Jean-Luc Brunel a été retrouvé mort en prison : Il avait déjà fait deux tentatives de suicide...

Jean-Luc Brunel a été retrouvé mort en prison : Il avait déjà fait deux tentatives de suicide...

Depuis son arrestation à l'aéroport Charles-de-Gaulle en décembre 2020, Jean-Luc Brunel était en détention provisoire à la prison de la Santé. L'ancien agent de mannequins, accusé de "viols sur mineurs", a été retrouvé mort le week-end dernier, par pendaison.

L'ancien agent de mannequins français Jean-Luc Brunel, qui était en détention provisoire depuis fin 2020 pour "viol sur mineur", a été retrouvé mort dans sa cellule de la prison de la Santé à Paris dans la nuit de vendredi à samedi. Le parquet de Paris a laissé entendre qu'il s'était donné la mort par pendaison. Dans les pages du journal Libération du lundi 21 février, nous en apprenons un peu plus sur les circonstances de la mort de cet homme, qui était un proche du prédateur sexuel Jeffrey Epstein.

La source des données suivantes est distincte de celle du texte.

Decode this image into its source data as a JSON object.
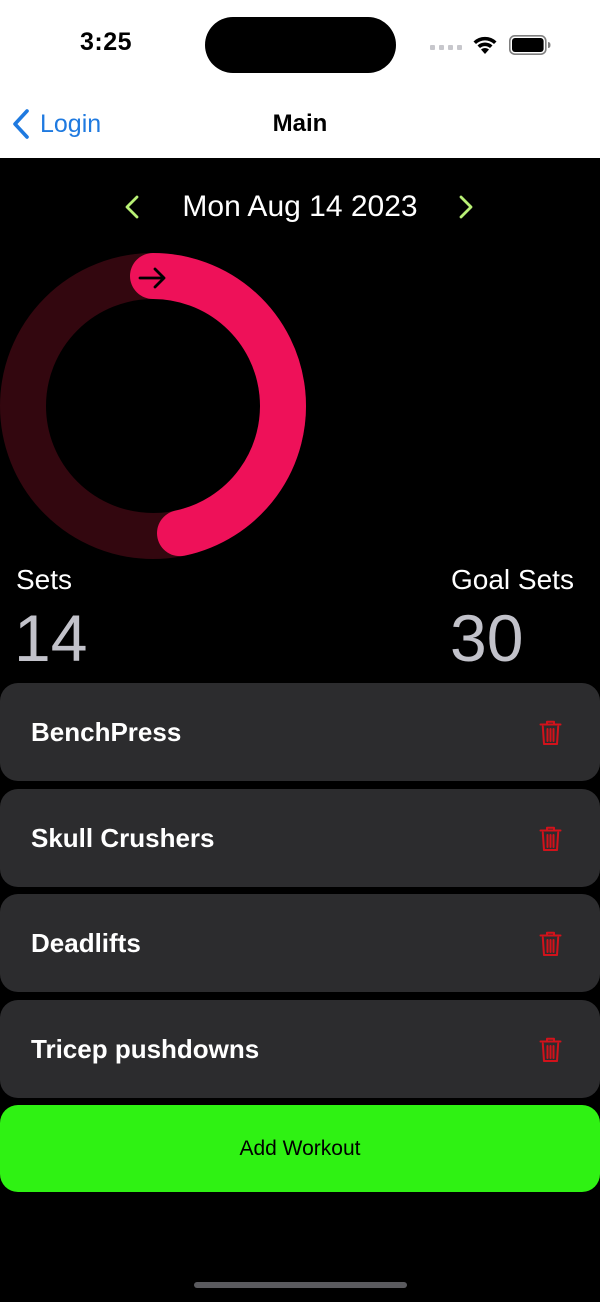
{
  "status_bar": {
    "time": "3:25",
    "icons": [
      "signal-icon",
      "wifi-icon",
      "battery-icon"
    ]
  },
  "nav": {
    "back_label": "Login",
    "title": "Main"
  },
  "date_nav": {
    "date": "Mon Aug 14 2023",
    "prev_icon": "chevron-left-icon",
    "next_icon": "chevron-right-icon"
  },
  "progress_ring": {
    "progress_fraction": 0.4667,
    "icon": "arrow-right-icon"
  },
  "stats": {
    "sets_label": "Sets",
    "sets_value": "14",
    "goal_label": "Goal Sets",
    "goal_value": "30"
  },
  "workouts": [
    {
      "name": "BenchPress"
    },
    {
      "name": "Skull Crushers"
    },
    {
      "name": "Deadlifts"
    },
    {
      "name": "Tricep pushdowns"
    }
  ],
  "add_button": {
    "label": "Add Workout"
  },
  "colors": {
    "accent_blue": "#1f7ae0",
    "chevron_green": "#b8f075",
    "ring_pink": "#ee1159",
    "ring_track": "#33070f",
    "card_bg": "#2c2c2e",
    "trash_red": "#d2121b",
    "add_green": "#2ff213"
  }
}
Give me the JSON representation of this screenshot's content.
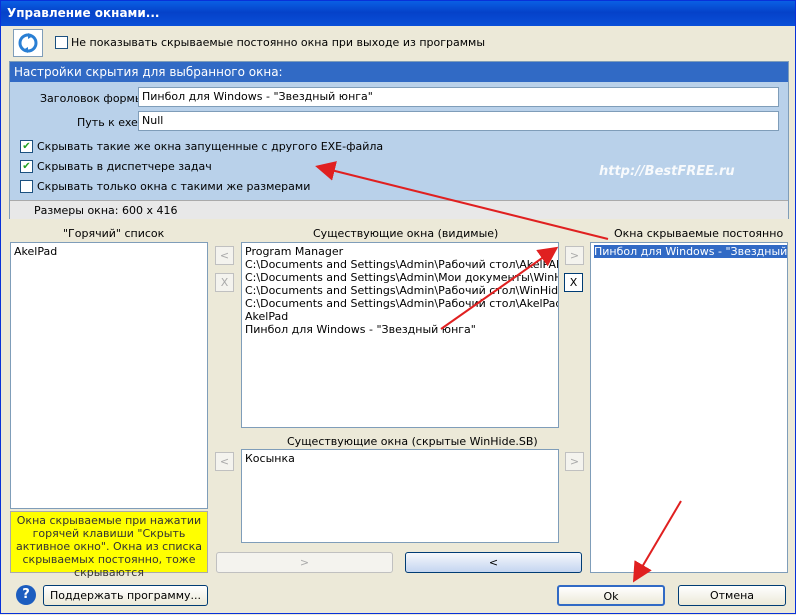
{
  "window": {
    "title": "Управление окнами..."
  },
  "top": {
    "dont_show_label": "Не показывать скрываемые постоянно окна при выходе из программы"
  },
  "settings": {
    "header": "Настройки скрытия для выбранного окна:",
    "form_title_label": "Заголовок формы:",
    "form_title_value": "Пинбол для Windows - \"Звездный юнга\"",
    "exe_path_label": "Путь к exe:",
    "exe_path_value": "Null",
    "hide_same_exe_label": "Скрывать такие же окна запущенные с другого EXE-файла",
    "hide_same_exe_checked": true,
    "hide_taskmgr_label": "Скрывать в диспетчере задач",
    "hide_taskmgr_checked": true,
    "hide_same_size_label": "Скрывать только окна с такими же размерами",
    "hide_same_size_checked": false,
    "window_size": "Размеры окна: 600 x 416",
    "watermark": "http://BestFREE.ru"
  },
  "hot_list": {
    "title": "\"Горячий\" список",
    "items": [
      "AkelPad"
    ]
  },
  "visible_windows": {
    "title": "Существующие окна (видимые)",
    "items": [
      "Program Manager",
      "C:\\Documents and Settings\\Admin\\Рабочий стол\\AkelPAD ZVER",
      "C:\\Documents and Settings\\Admin\\Мои документы\\WinHide.SB",
      "C:\\Documents and Settings\\Admin\\Рабочий стол\\WinHide.SB",
      "C:\\Documents and Settings\\Admin\\Рабочий стол\\AkelPad_Image",
      "AkelPad",
      "Пинбол для Windows - \"Звездный юнга\""
    ]
  },
  "hidden_windows": {
    "title": "Существующие окна (скрытые WinHide.SB)",
    "items": [
      "Косынка"
    ]
  },
  "permanent_hidden": {
    "title": "Окна скрываемые постоянно",
    "items": [
      "Пинбол для Windows - \"Звездный юнга\""
    ]
  },
  "buttons": {
    "left": "<",
    "right": ">",
    "remove": "X",
    "bottom_right": ">",
    "bottom_left": "<",
    "support": "Поддержать программу...",
    "ok": "Ok",
    "cancel": "Отмена",
    "help": "?"
  },
  "info_note": "Окна скрываемые при нажатии горячей клавиши \"Скрыть активное окно\". Окна из списка скрываемых постоянно, тоже скрываются",
  "colors": {
    "titlebar": "#0542c9",
    "panel": "#b9d1ea",
    "selection": "#316ac5",
    "note": "#ffff00",
    "arrow": "#e02020"
  }
}
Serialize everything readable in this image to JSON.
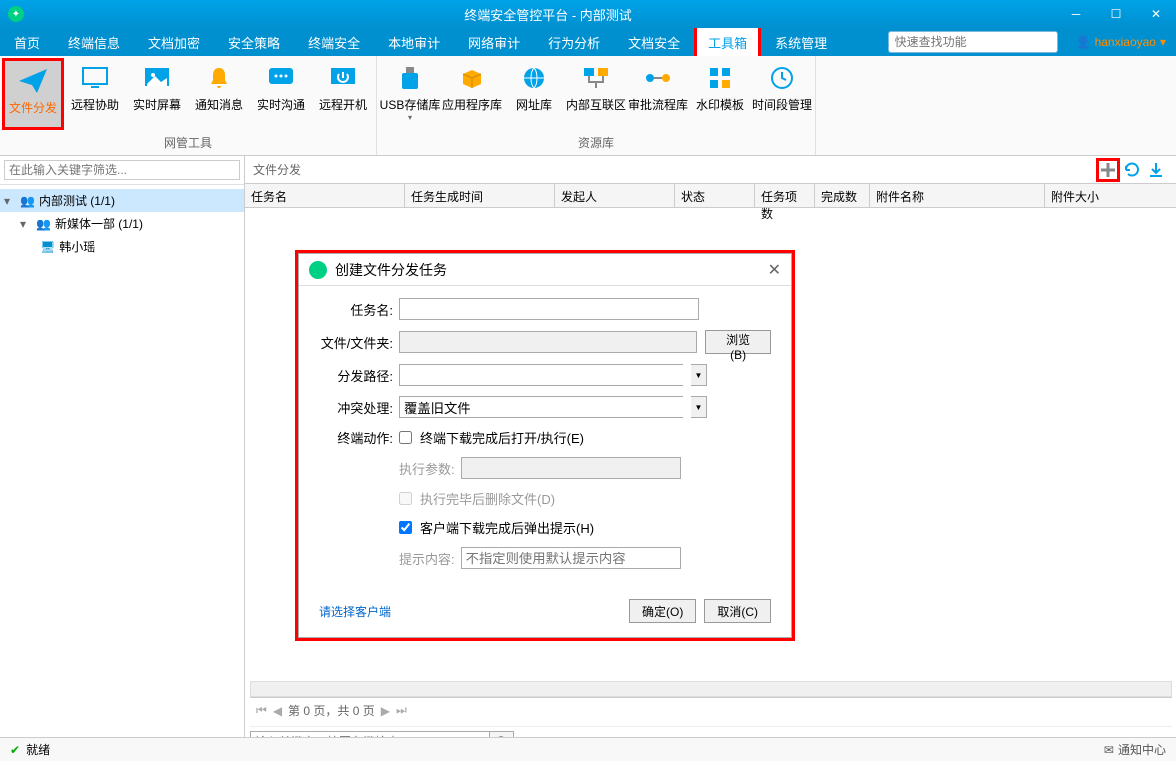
{
  "window": {
    "title": "终端安全管控平台 - 内部测试"
  },
  "menu": [
    "首页",
    "终端信息",
    "文档加密",
    "安全策略",
    "终端安全",
    "本地审计",
    "网络审计",
    "行为分析",
    "文档安全",
    "工具箱",
    "系统管理"
  ],
  "menu_active_index": 9,
  "search_placeholder": "快速查找功能",
  "user": "hanxiaoyao",
  "ribbon": {
    "group1": {
      "name": "网管工具",
      "items": [
        "文件分发",
        "远程协助",
        "实时屏幕",
        "通知消息",
        "实时沟通",
        "远程开机"
      ]
    },
    "group2": {
      "name": "资源库",
      "items": [
        "USB存储库",
        "应用程序库",
        "网址库",
        "内部互联区",
        "审批流程库",
        "水印模板",
        "时间段管理"
      ]
    }
  },
  "sidebar": {
    "placeholder": "在此输入关键字筛选...",
    "node1": "内部测试 (1/1)",
    "node2": "新媒体一部 (1/1)",
    "node3": "韩小瑶"
  },
  "main": {
    "title": "文件分发",
    "columns": [
      "任务名",
      "任务生成时间",
      "发起人",
      "状态",
      "任务项数",
      "完成数",
      "附件名称",
      "附件大小"
    ]
  },
  "dialog": {
    "title": "创建文件分发任务",
    "labels": {
      "taskname": "任务名:",
      "fileFolder": "文件/文件夹:",
      "path": "分发路径:",
      "conflict": "冲突处理:",
      "action": "终端动作:",
      "execParams": "执行参数:",
      "tipContent": "提示内容:"
    },
    "browse": "浏览(B)",
    "conflict_value": "覆盖旧文件",
    "cb_execute": "终端下载完成后打开/执行(E)",
    "cb_delete": "执行完毕后删除文件(D)",
    "cb_popup": "客户端下载完成后弹出提示(H)",
    "tip_placeholder": "不指定则使用默认提示内容",
    "select_client": "请选择客户端",
    "ok": "确定(O)",
    "cancel": "取消(C)"
  },
  "paging": "第 0 页，共 0 页",
  "bottom_search_placeholder": "输入关键字，按回车键检索...",
  "status": {
    "ready": "就绪",
    "notify": "通知中心"
  }
}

Selon les informations du journal, qui a pu consulter une expertise médicale, Jean-Luc Brunel "avait auparavant tenté de se suicider à deux reprises lors de sa détention en 2021". L'une de ces deux tentatives "était manifeste et a nécessité une intervention chirurgicale", précise l'expertise médicale, datée du 25 novembre. Une source anonyme a expliqué que le Français de 75 ans "s'était ouvert les veines". Détenu "psychologiquement fragile", il avait été brièvement libéré sous contrôle judiciaire en novembre dernier, avant de réintégrer la prison de la Santé. Suivi par un psychiatre, l'ancien agent de mannequins avait été incarcéré dans une cellule individuelle du Quartier des personnes vulnérables (QPV), non loin d'un certain Jean-Luc Lahaye, comme le rapportent nos confrères...

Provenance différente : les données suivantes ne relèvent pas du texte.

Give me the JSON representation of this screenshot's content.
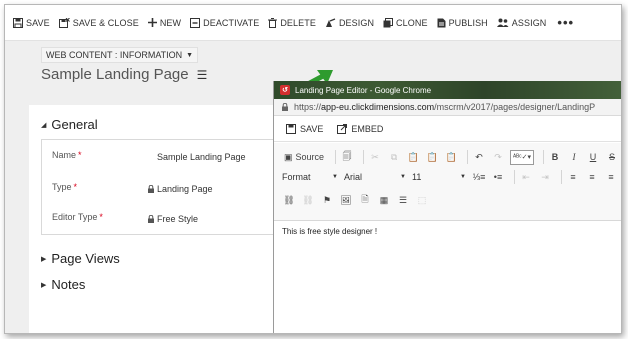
{
  "toolbar": {
    "save": "SAVE",
    "save_close": "SAVE & CLOSE",
    "new": "NEW",
    "deactivate": "DEACTIVATE",
    "delete": "DELETE",
    "design": "DESIGN",
    "clone": "CLONE",
    "publish": "PUBLISH",
    "assign": "ASSIGN",
    "more": "•••"
  },
  "form": {
    "form_type": "WEB CONTENT : INFORMATION",
    "record_title": "Sample Landing Page",
    "sections": {
      "general": "General",
      "page_views": "Page Views",
      "notes": "Notes"
    },
    "fields": [
      {
        "label": "Name",
        "value": "Sample Landing Page",
        "required": "*",
        "locked": false
      },
      {
        "label": "Type",
        "value": "Landing Page",
        "required": "*",
        "locked": true
      },
      {
        "label": "Editor Type",
        "value": "Free Style",
        "required": "*",
        "locked": true
      }
    ]
  },
  "chrome": {
    "window_title": "Landing Page Editor - Google Chrome",
    "url_prefix": "https://",
    "url_host": "app-eu.clickdimensions.com",
    "url_path": "/mscrm/v2017/pages/designer/LandingP"
  },
  "editor": {
    "save": "SAVE",
    "embed": "EMBED",
    "source": "Source",
    "format": "Format",
    "font": "Arial",
    "size": "11",
    "content_text": "This is free style designer !"
  },
  "colors": {
    "arrow": "#2e9b2e",
    "required": "#d9001b",
    "chrome_title_bg": "#2f4a2a"
  }
}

Malgré son état de santé mentale, Jean-Luc Brunel n'avait donc pas été placé dans une cellule de protection d'urgence "configurée de manière à limiter les risques de pendaison". Interrogée, la direction de la prison n'a pas indiqué pourquoi le détenu n'avait pas bénéficié de cette surveillance particulière. Une enquête a été ouverte pour déterminer les causes du décès, qui a été confiée au troisième district de la police judiciaire. A la rumeur d'une panne des caméras de la Santé au moment du décès de Jean-Luc Brunel, relayée notamment par la presse d'outre-Manche, la direction de l'administration pénitentiaire a répondu qu'il n'y avait pas de caméras dans sa cellule, mais que "celles présentes dans les coursives de la prison à proximité fonctionnaient bien".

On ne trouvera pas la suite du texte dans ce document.